The system was progressing northeast faster and I needed to
move again, but if I did it could cost me the storm. If anything was going to
happen it would have to be in these last few minutes of daylight. The storm
begin to form and lift large chunks of
condensation into the wall cloud. Give or take a few hundred meters the
photography position I had now was the one I was stuck with for end of daylight
on this storm.
Experienced chasers know when storm reaches tornadic potential the spin up can happen fast. That's what happened in this situation. I was forced to change my filming position just a little further north to get a better vantage point of the rotation. At that time the tornado formed. Since clouds were condensing close to the ground already it was only a moment for the funnel to lower. It was a wide condensation funnel, ragged on the front and smooth on the back side.During this time I noticed the gust front was making a dramatic surge to the northeast. Were the two occurrences related? I would bet they were, but in this case the gust front would destroy the tornado. In the image the gust front with its strong southwest wind is the lowering on the left. It is moving from left to right. Daylight separates the gust front from the tornado in this shot. On the left there is a block lowering with rotation and strong up motion on the north (right) side.
One might ask; is this attached deep into the storm or is it a surface based feature driven by the gust front? I can't answer that question, all I know is it was rotating at tornadic speed. Also the leading edge of the gust front was to the west of it when it spun up, therefore below cloud base it was not gust front "driven". Part of the clouds that extends to ground is in the foreground and not attached to the storm base, but from my vantage point the back of the cloud mass under the circulation was connected to the storm. The enlargement the tornado shows the laminar flow on the left side of the funnel.
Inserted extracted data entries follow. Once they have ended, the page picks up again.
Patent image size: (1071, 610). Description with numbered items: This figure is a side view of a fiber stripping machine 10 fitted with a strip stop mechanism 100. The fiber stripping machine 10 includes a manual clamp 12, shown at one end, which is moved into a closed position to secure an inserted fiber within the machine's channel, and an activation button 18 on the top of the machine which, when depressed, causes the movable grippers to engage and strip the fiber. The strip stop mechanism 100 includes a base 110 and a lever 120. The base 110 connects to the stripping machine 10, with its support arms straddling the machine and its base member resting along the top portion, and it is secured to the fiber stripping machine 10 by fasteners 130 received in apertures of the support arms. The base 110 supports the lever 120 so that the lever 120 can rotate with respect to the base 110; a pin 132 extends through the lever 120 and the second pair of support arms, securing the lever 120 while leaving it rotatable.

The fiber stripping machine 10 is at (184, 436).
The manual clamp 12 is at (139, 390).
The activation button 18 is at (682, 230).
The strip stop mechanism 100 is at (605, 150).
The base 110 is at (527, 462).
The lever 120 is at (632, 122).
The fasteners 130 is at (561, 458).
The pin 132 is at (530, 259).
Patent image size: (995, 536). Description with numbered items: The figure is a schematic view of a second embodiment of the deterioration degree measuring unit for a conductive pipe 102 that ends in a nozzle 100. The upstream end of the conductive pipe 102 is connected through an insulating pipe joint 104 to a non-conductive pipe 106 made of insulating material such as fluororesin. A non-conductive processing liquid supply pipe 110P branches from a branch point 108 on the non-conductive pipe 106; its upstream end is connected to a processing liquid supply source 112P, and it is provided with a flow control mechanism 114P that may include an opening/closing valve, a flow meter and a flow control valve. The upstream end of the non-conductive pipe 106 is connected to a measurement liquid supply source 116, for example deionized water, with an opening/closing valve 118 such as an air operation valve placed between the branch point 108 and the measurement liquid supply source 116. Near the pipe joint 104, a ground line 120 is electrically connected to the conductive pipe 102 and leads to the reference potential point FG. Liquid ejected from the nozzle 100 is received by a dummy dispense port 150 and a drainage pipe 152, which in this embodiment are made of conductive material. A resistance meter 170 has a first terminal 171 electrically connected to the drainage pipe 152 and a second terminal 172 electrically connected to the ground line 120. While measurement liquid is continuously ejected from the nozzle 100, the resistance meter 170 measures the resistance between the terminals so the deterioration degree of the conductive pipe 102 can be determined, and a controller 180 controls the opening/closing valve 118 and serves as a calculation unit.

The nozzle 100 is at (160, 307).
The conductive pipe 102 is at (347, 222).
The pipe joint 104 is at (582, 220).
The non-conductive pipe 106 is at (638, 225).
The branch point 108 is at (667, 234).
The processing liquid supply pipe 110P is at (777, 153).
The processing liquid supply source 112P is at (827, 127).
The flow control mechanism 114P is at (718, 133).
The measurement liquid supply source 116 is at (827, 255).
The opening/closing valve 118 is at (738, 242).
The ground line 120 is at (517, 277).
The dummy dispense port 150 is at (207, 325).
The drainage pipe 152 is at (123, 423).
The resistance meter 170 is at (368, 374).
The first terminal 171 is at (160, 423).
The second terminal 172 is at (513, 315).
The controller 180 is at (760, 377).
One more image was taken before the strong surge of cold air over ran the tornado, obscuring it from view and I assume, destroying the circulation. I estimate the total life of the circulation was about 2 minutes. A good case of being in the right place at the right time, and most of all being lucky. After all, I had just had a dose of bad luck earlier today when I had done everything right; this only seemed fair. The remainder of the night was filled with continuous lightning and severe thunderstorm warnings. I shot lightning pictures during the trip south to Tulsa.